Foreign portfolio investors stepped up selling: Stock exchange data shows that between March and May, FPIs sold stocks valued at Rs 75,000 crore, while DIIs supported the market by making investments of Rs 1,50,000 crore.
Foreign portfolio investors (FPIs) have been selling more stocks since January of this year, suggesting that they may have some idea about the Lok Sabha election results.
Since January of this year, foreign players have removed almost Rs 125,000 crore from the cash market (excluding IPO investments), as China has once again beckoned them as an alternative investment destination. Nonetheless, throughout the course of the five months, domestic institutional investors—led by mutual funds and insurance companies—purchased equities valued at Rs 300,000 crore, helping benchmark indices reach all-time highs.
Stock exchange data shows that between March and May, FPIs sold stocks valued at Rs 75,000 crore, while DIIs supported the market by making investments of Rs 150,000 crore.

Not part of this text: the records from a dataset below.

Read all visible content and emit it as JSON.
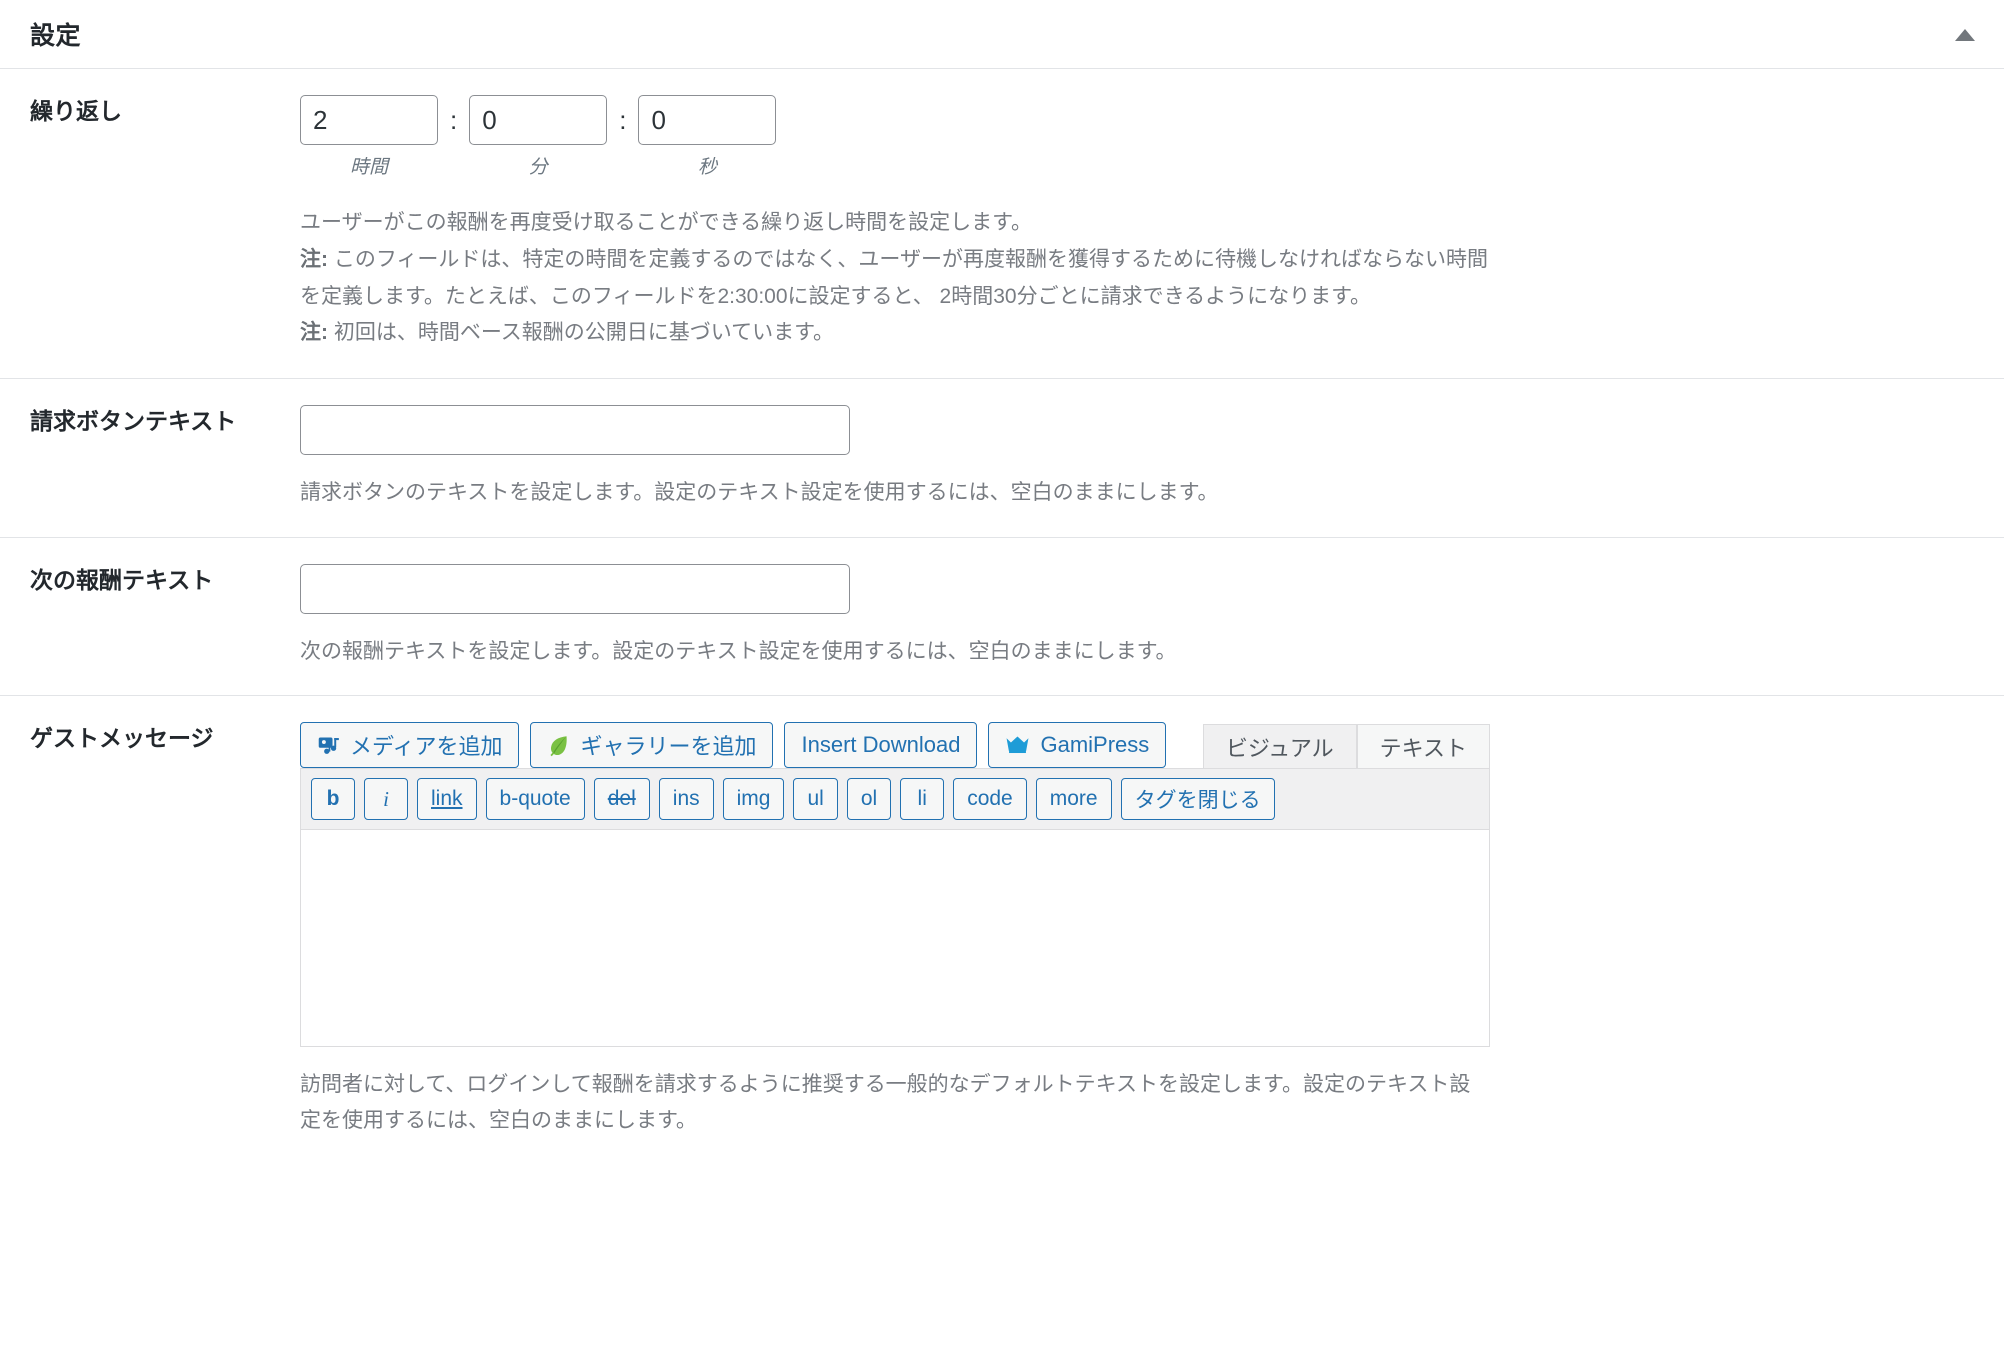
{
  "panel": {
    "title": "設定",
    "collapse_icon": "triangle-up-icon"
  },
  "rows": {
    "repeat": {
      "label": "繰り返し",
      "hours": {
        "value": "2",
        "caption": "時間"
      },
      "minutes": {
        "value": "0",
        "caption": "分"
      },
      "seconds": {
        "value": "0",
        "caption": "秒"
      },
      "separator": ":",
      "desc_line1": "ユーザーがこの報酬を再度受け取ることができる繰り返し時間を設定します。",
      "note1_label": "注:",
      "note1_text": "このフィールドは、特定の時間を定義するのではなく、ユーザーが再度報酬を獲得するために待機しなければならない時間を定義します。たとえば、このフィールドを2:30:00に設定すると、 2時間30分ごとに請求できるようになります。",
      "note2_label": "注:",
      "note2_text": "初回は、時間ベース報酬の公開日に基づいています。"
    },
    "claim_button_text": {
      "label": "請求ボタンテキスト",
      "value": "",
      "desc": "請求ボタンのテキストを設定します。設定のテキスト設定を使用するには、空白のままにします。"
    },
    "next_reward_text": {
      "label": "次の報酬テキスト",
      "value": "",
      "desc": "次の報酬テキストを設定します。設定のテキスト設定を使用するには、空白のままにします。"
    },
    "guest_message": {
      "label": "ゲストメッセージ",
      "value": "",
      "desc": "訪問者に対して、ログインして報酬を請求するように推奨する一般的なデフォルトテキストを設定します。設定のテキスト設定を使用するには、空白のままにします。"
    }
  },
  "editor": {
    "media_buttons": [
      {
        "label": "メディアを追加",
        "icon": "media-icon"
      },
      {
        "label": "ギャラリーを追加",
        "icon": "leaf-icon"
      },
      {
        "label": "Insert Download",
        "icon": "none"
      },
      {
        "label": "GamiPress",
        "icon": "crown-icon"
      }
    ],
    "tabs": [
      {
        "label": "ビジュアル",
        "state": "inactive"
      },
      {
        "label": "テキスト",
        "state": "active"
      }
    ],
    "quicktags": [
      {
        "label": "b",
        "style": "bold"
      },
      {
        "label": "i",
        "style": "italic"
      },
      {
        "label": "link",
        "style": "underline"
      },
      {
        "label": "b-quote",
        "style": "plain"
      },
      {
        "label": "del",
        "style": "strike"
      },
      {
        "label": "ins",
        "style": "plain"
      },
      {
        "label": "img",
        "style": "plain"
      },
      {
        "label": "ul",
        "style": "plain"
      },
      {
        "label": "ol",
        "style": "plain"
      },
      {
        "label": "li",
        "style": "plain"
      },
      {
        "label": "code",
        "style": "plain"
      },
      {
        "label": "more",
        "style": "plain"
      },
      {
        "label": "タグを閉じる",
        "style": "plain"
      }
    ]
  },
  "colors": {
    "link_blue": "#2271b1",
    "gamipress_blue": "#1e9cd7",
    "leaf_green": "#7ac143",
    "text_dark": "#23282d",
    "text_muted": "#787c82",
    "border": "#8c8f94"
  }
}
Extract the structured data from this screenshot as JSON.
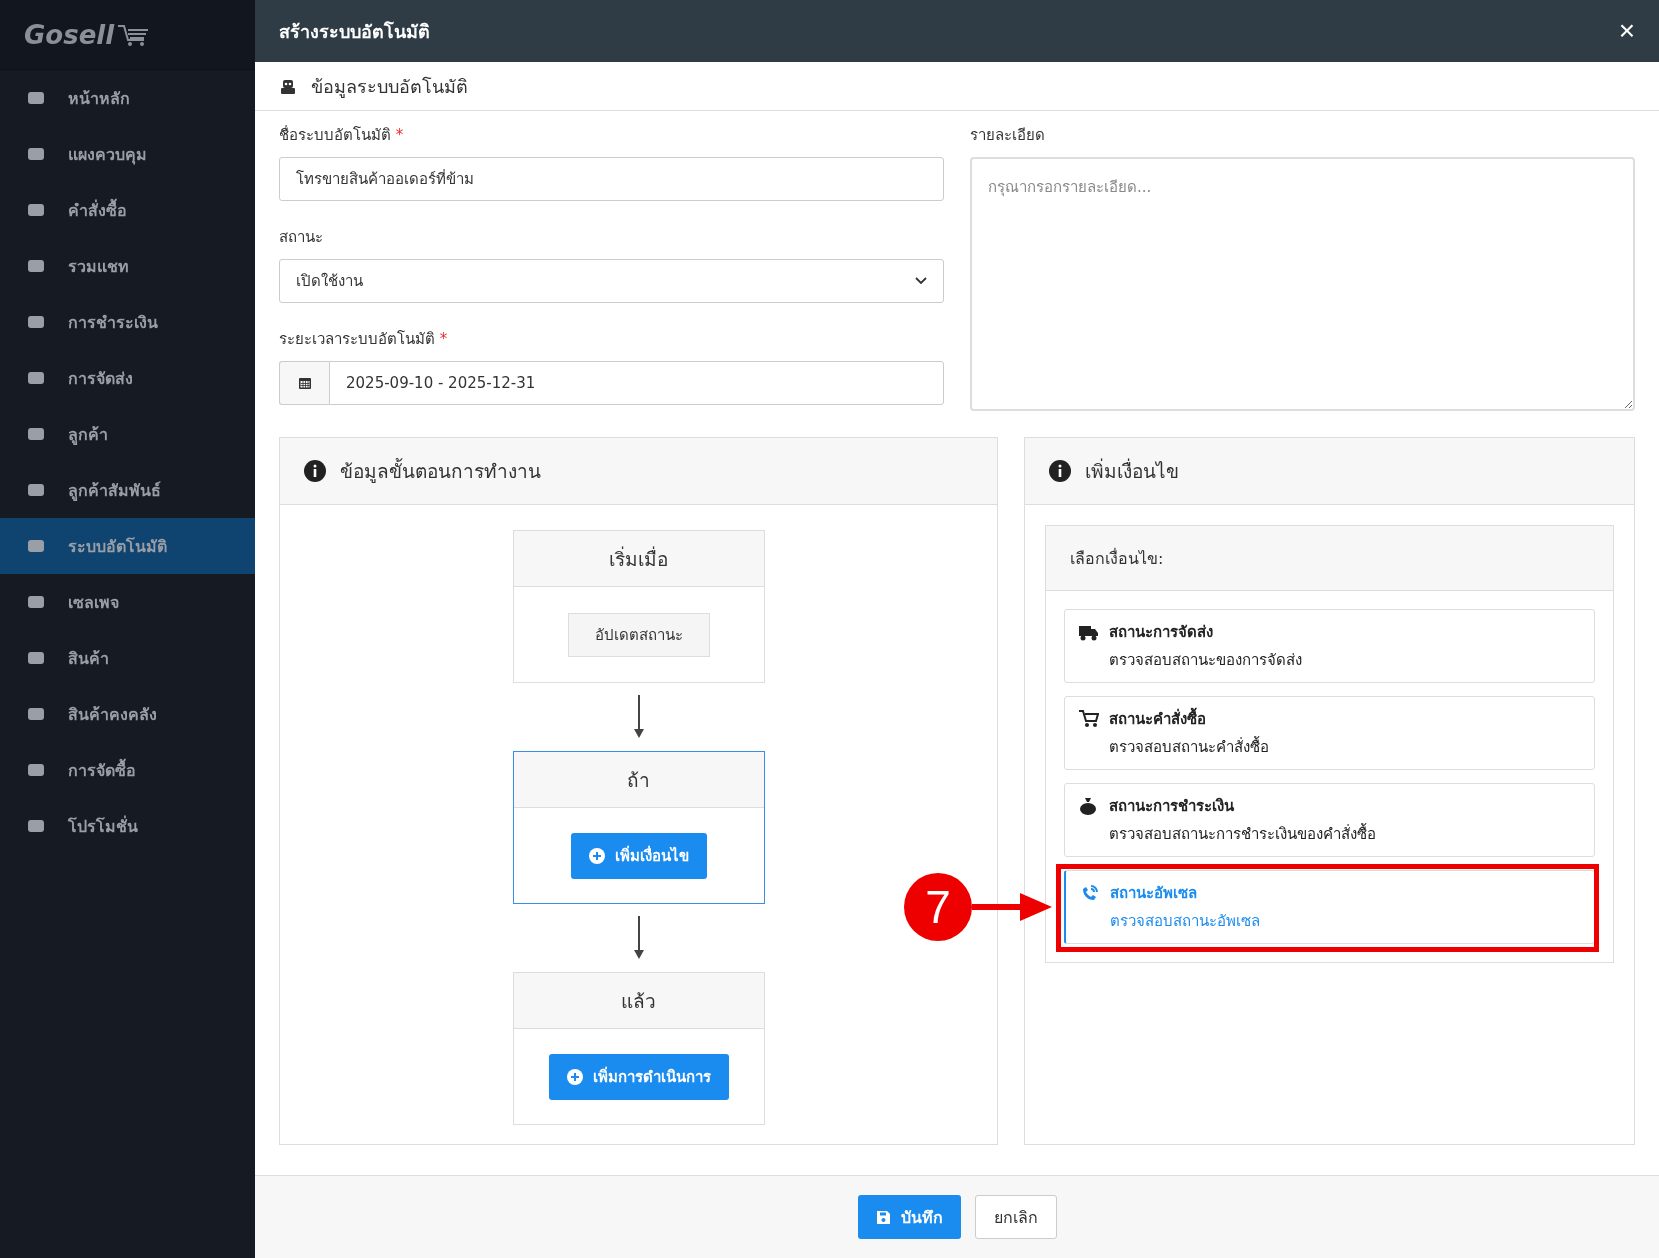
{
  "sidebar": {
    "logo": "Gosell",
    "items": [
      {
        "label": "หน้าหลัก",
        "selected": false
      },
      {
        "label": "แผงควบคุม",
        "selected": false
      },
      {
        "label": "คำสั่งซื้อ",
        "selected": false
      },
      {
        "label": "รวมแชท",
        "selected": false
      },
      {
        "label": "การชำระเงิน",
        "selected": false
      },
      {
        "label": "การจัดส่ง",
        "selected": false
      },
      {
        "label": "ลูกค้า",
        "selected": false
      },
      {
        "label": "ลูกค้าสัมพันธ์",
        "selected": false
      },
      {
        "label": "ระบบอัตโนมัติ",
        "selected": true
      },
      {
        "label": "เซลเพจ",
        "selected": false
      },
      {
        "label": "สินค้า",
        "selected": false
      },
      {
        "label": "สินค้าคงคลัง",
        "selected": false
      },
      {
        "label": "การจัดซื้อ",
        "selected": false
      },
      {
        "label": "โปรโมชั่น",
        "selected": false
      }
    ]
  },
  "dialog": {
    "title": "สร้างระบบอัตโนมัติ",
    "close": "×",
    "section_title": "ข้อมูลระบบอัตโนมัติ"
  },
  "form": {
    "name": {
      "label": "ชื่อระบบอัตโนมัติ",
      "required": "*",
      "value": "โทรขายสินค้าออเดอร์ที่ข้าม"
    },
    "status": {
      "label": "สถานะ",
      "value": "เปิดใช้งาน"
    },
    "period": {
      "label": "ระยะเวลาระบบอัตโนมัติ",
      "required": "*",
      "value": "2025-09-10 - 2025-12-31"
    },
    "details": {
      "label": "รายละเอียด",
      "placeholder": "กรุณากรอกรายละเอียด..."
    }
  },
  "workflow": {
    "title": "ข้อมูลขั้นตอนการทำงาน",
    "steps": [
      {
        "title": "เริ่มเมื่อ",
        "kind": "trigger",
        "button": "อัปเดตสถานะ",
        "focused": false
      },
      {
        "title": "ถ้า",
        "kind": "condition",
        "button": "เพิ่มเงื่อนไข",
        "focused": true
      },
      {
        "title": "แล้ว",
        "kind": "action",
        "button": "เพิ่มการดำเนินการ",
        "focused": false
      }
    ]
  },
  "conditions": {
    "title": "เพิ่มเงื่อนไข",
    "heading": "เลือกเงื่อนไข:",
    "items": [
      {
        "title": "สถานะการจัดส่ง",
        "description": "ตรวจสอบสถานะของการจัดส่ง",
        "selected": false
      },
      {
        "title": "สถานะคำสั่งซื้อ",
        "description": "ตรวจสอบสถานะคำสั่งซื้อ",
        "selected": false
      },
      {
        "title": "สถานะการชำระเงิน",
        "description": "ตรวจสอบสถานะการชำระเงินของคำสั่งซื้อ",
        "selected": false
      },
      {
        "title": "สถานะอัพเซล",
        "description": "ตรวจสอบสถานะอัพเซล",
        "selected": true,
        "callout": "7"
      }
    ]
  },
  "footer": {
    "save": "บันทึก",
    "cancel": "ยกเลิก"
  }
}
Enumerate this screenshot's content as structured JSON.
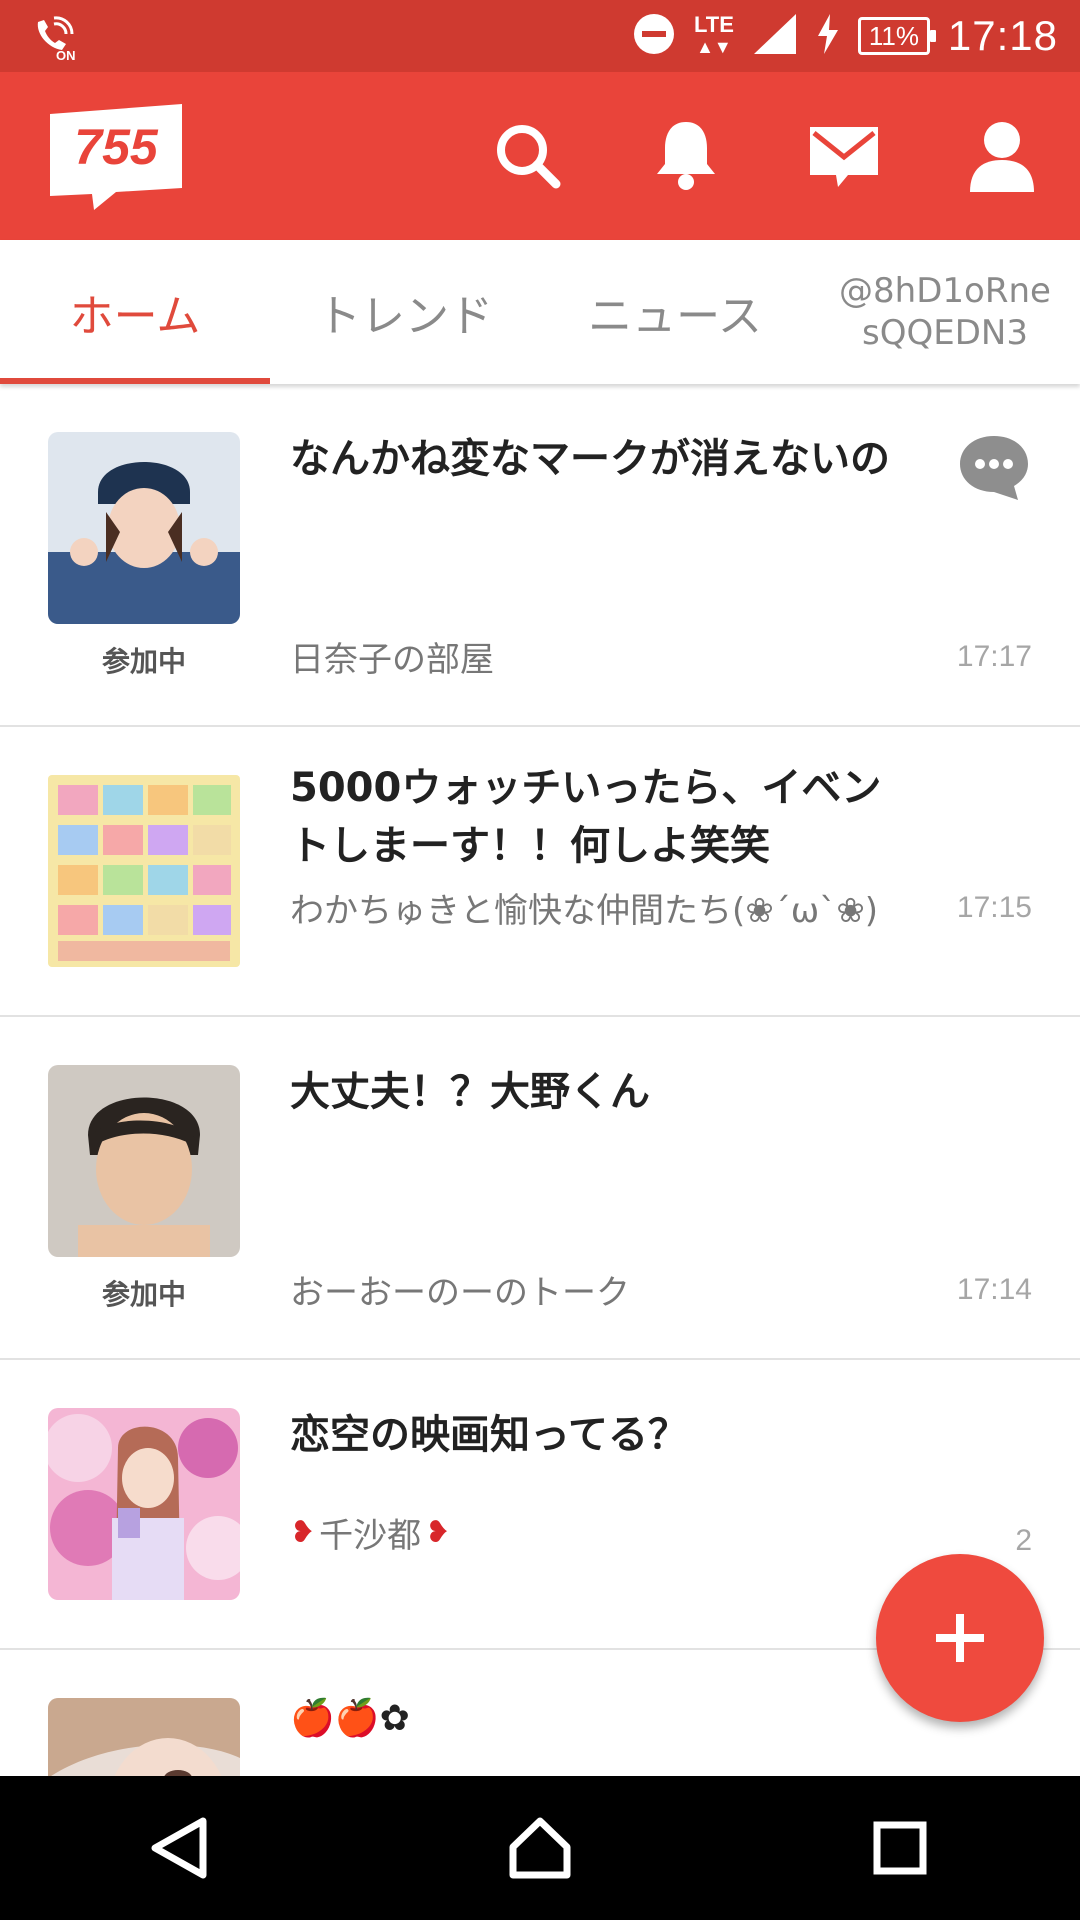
{
  "status_bar": {
    "left_icon": "volte-call-icon",
    "network": "LTE",
    "battery": "11%",
    "time": "17:18"
  },
  "app_bar": {
    "logo_text": "755",
    "actions": [
      "search-icon",
      "bell-icon",
      "mail-icon",
      "profile-icon"
    ]
  },
  "tabs": [
    {
      "label": "ホーム",
      "active": true
    },
    {
      "label": "トレンド"
    },
    {
      "label": "ニュース"
    },
    {
      "label": "@8hD1oRne\nsQQEDN3"
    }
  ],
  "feed": [
    {
      "title": "なんかね変なマークが消えないの",
      "room": "日奈子の部屋",
      "time": "17:17",
      "joined": "参加中",
      "has_comment_badge": true
    },
    {
      "title": "5000ウォッチいったら、イベントしまーす！！何しよ笑笑",
      "room": "わかちゅきと愉快な仲間たち(❀´ω`❀)",
      "time": "17:15"
    },
    {
      "title": "大丈夫！？大野くん",
      "room": "おーおーのーのトーク",
      "time": "17:14",
      "joined": "参加中"
    },
    {
      "title": "恋空の映画知ってる？",
      "room": "千沙都",
      "time": "2"
    },
    {
      "title": "🍎🍎✿",
      "room": "",
      "time": ""
    }
  ],
  "colors": {
    "status_bar": "#cf3a30",
    "app_bar": "#e9443a",
    "accent": "#e04a3c",
    "fab": "#ef4a3e"
  },
  "fab": {
    "icon": "plus-icon"
  },
  "nav": [
    "back-icon",
    "home-icon",
    "recents-icon"
  ]
}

Contrary to common belief, the FPI action meant that the NDA would gain more than 350 seats in 2019, surpassing its previous record.
On a net basis, FPIs sold Indian shares for a record Rs 12,436.22 crore on Tuesday.
FPIs actually pulled out Rs 3.94 lakh crore from stocks during the course of the last five years, making them sellers in the stock market. But by investing Rs 7.83 lakh crore over the course of five years, domestic money saved the market and helped it reach new heights.
Market analysts noted that a number of investor types, including FPIs, had placed short positions in the market. Short covering of those positions by investors followed exit polls that indicated the ruling BJP would win, and on June 3, the Sensex increased by 3.39 percent.
Some investors took short positions because they expected the BJP might not form a government on its own and might need to form an alliance. While FPIs with long positions in the markets had taken some short positions to protect themselves in the event of an unfavourable poll result, they added.
Research Lead for IIFL Securities According to Jayesh Bhanushali, global portfolio managers have a bad opinion of India because of the growing allure of Chinese stocks and the potential unpredictability of the upcoming election. Nonetheless, the outcome of the weekend exit polls forced short sellers to cover their bets.
Since 2009, there has been a tendency in the five months leading up to election results when the FII was net positive in the cash category. Nevertheless, since January 2024, FIIs have sold equities in the cash market for about Rs 1.26 lakh crore. Due to consistent economic development, a stable administration, and a favourable macroeconomic climate with anticipated rate decreases by central banks, we think the FIIs are likely to make a comeback in India in the second half of 2024,” he stated.
The outperformance of Chinese stocks has been the primary cause of FPI sales. According to V. K. Vijayakumar, Chief Investment Strategist at Geojit Financial Services, the Hang Seng index surged 8% in the first half of May, which led to selling in Indian equities and buying in Chinese ones.
The increase in US bond yields was another factor. Investors in foreign exchange bought and sold bonds in emerging markets, such as India, whenever the yield on US 10-year bonds increased above 4.5%.
The sale of equity in India was also spurred by these two considerations. The election outcome will have a major impact on FPI activity in June. The market is probably going to react favourably if the election results guarantee political stability. But over time, US interest rates will have a greater impact on FPI flows.